This week, just two days before Thanksgiving, a man approached the tiny pantry in front of Cutchogue New Suffolk Library. Opening the doors, he saw there were not many canned or boxed food items left for people to pick up.
He went to his car and returned with a paper bag full of groceries — canned green beans, boxes of pasta and various soups. What he brought filled the pantry up again.
Numerous small curbside pantries are scattered across the North Fork where people can drop off food items for others in need, no questions asked. The notices on many of them say the same thing: “Take what you need, leave what you can.”
These pantries reflect a community that cares for the well-being of others. We are better because of this. Not long after the man replenished the pantry by the library, an older woman pulled up, looked over what was available and took what she needed. It is no exaggeration to say her life, and perhaps her family’s, will be better this Thanksgiving because of this one pantry.
Across the North Fork, many places also offer full meals to those in need. The Bread and More soup kitchen at First Congregational Church of Riverhead feeds those in need three nights a week.
A reporter who visited the kitchen a few weeks ago found a handful of volunteers preparing a very good dinner for dozens of people waiting outside to enter — including a number of young children.
On Thanksgiving, as it has done for years, Church of the Harvest in Riverhead will also offer a full dinner to anyone who walks in. Meals will be served from 11 a.m. to 2 p.m. A reporter who volunteered there at a previous Thanksgiving found the people who came were mostly senior citizens, day workers and their families, all grateful to have a great meal.
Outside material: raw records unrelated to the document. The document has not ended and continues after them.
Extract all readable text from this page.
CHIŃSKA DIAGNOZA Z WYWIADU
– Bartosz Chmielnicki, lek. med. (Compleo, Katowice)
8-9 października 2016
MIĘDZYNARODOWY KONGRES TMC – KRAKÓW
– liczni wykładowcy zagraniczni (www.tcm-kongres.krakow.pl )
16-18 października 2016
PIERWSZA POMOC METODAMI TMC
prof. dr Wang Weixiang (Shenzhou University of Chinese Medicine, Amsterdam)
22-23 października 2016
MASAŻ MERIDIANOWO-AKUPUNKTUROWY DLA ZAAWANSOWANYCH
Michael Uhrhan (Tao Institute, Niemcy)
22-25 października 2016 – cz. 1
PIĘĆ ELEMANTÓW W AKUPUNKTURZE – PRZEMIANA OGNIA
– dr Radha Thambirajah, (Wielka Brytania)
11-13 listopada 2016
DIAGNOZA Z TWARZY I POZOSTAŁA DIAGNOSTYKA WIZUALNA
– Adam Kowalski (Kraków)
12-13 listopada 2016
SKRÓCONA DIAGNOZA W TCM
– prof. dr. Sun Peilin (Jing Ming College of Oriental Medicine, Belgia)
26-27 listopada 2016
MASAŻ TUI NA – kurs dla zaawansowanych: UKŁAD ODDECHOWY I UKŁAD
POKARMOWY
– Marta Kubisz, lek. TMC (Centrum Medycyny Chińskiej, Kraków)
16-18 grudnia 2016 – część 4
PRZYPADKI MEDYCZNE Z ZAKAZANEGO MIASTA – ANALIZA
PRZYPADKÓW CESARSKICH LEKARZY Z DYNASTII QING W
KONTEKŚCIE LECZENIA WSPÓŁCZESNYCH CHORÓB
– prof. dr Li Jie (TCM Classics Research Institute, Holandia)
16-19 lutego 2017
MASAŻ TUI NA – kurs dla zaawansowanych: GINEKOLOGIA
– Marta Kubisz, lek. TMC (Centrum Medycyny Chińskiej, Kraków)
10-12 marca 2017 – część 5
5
In Southold, the Center for Advocacy, Support and Transformation has been supporting low-income families and individuals since 1965 with not only a food pantry, but emergency assistance and educational programs as well. As of 2022, CAST has served 900 unique families, comprising 2,265 individuals. They included 864 children and 124 seniors.
Just three years ago, the Maureen’s Haven emergency overnight winter shelter program offered about 3,400 beds at various locations across the East End. But the need has surged, and last winter the program provided 6,400 beds in the five East End towns.
Knowing seniors and children will be fed, knowing people who need a place to sleep on a cold night can find one, speaks volumes about the core of good people who live in our communities. We are hugely grateful to them. They make all of us better.
They also provide a wonderful, hopeful counterpoint to the horrific events that now seem to occur every day. On Thanksgiving, a day of gratitude, we choose to focus on the good people.